The Mikulski Amendment, passed on Thursday by a vote of 61-39, requires group health plans and health insurance issuers to provide coverage for “preventive care” for women and bars them from imposing cost sharing requirements on such care.

Under the amendment, “preventive care” would be defined by the comprehensive guidelines of the Health Resources and Services Administration (HRSA).

The National Right to Life Committee has reported that some pro-abortion advocates consider abortion to be “preventive” health care.

It said the National Abortion Federation co-sponsored a 2009 publication titled “Providing Abortion Care” which explicitly stated that advance practice clinicians are “especially well positioned within the health care system to address women’s need for comprehensive primary preventive health care that includes abortion care.”

The Mikulski Amendment’s vulnerability to pro-abortion redefinition has concerned some pro-life leaders.

“While this amendment does not explicitly require abortion coverage, it also fails to explicitly exclude it,” wrote Mary Harned of Americans United for Life (AUL) at the AUL website.

If the HRSA categorizes abortion as preventive care, it would recommend coverage for abortion by all private plans and force them to offer abortion coverage.

Harned charged that this would further “the abortion lobby’s agenda of mainstreaming abortion as health care.”

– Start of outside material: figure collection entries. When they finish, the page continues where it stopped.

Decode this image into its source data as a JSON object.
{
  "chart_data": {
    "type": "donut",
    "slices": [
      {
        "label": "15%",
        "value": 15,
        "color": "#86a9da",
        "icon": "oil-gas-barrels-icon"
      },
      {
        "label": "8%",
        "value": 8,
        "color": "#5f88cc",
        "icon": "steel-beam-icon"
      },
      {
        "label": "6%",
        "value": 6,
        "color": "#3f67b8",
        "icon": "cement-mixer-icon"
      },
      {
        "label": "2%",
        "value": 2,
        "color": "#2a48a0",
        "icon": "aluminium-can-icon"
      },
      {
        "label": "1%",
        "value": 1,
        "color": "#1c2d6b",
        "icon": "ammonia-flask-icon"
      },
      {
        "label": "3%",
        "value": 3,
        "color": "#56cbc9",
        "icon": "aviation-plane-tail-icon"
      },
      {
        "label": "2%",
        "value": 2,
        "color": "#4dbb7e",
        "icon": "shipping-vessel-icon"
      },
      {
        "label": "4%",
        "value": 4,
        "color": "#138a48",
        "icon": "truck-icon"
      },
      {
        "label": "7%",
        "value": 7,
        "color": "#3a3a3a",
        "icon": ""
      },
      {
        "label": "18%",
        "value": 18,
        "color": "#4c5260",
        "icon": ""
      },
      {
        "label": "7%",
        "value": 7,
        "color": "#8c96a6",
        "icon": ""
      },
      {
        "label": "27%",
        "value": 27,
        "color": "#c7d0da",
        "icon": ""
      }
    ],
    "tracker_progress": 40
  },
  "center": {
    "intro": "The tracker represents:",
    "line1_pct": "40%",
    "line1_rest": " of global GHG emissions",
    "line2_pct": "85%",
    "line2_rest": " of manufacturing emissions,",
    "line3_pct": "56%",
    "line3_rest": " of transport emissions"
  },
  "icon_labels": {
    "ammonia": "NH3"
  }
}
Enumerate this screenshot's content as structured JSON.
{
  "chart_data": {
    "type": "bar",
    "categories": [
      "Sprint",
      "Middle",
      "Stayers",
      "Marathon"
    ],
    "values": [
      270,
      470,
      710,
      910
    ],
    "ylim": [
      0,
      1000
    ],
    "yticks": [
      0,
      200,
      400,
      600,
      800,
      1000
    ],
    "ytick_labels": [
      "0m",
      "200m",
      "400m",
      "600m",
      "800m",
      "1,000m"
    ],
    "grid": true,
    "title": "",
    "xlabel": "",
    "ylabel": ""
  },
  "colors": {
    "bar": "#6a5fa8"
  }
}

The NRLC said concerns that “preventive care” will include abortion should not be dismissed. But it argued that those who do dismiss those concerns should therefore have no objection to explicitly excluding abortion from that definition.

The Mikulski Amendment was sponsored by Sen. Barbara Mikulski (D-Md.) and Sen. Olympia Snowe (R-Maine). The Associated Press reports that it was intended to safeguard coverage of mammograms and preventive screening tests for women under a revamped health system.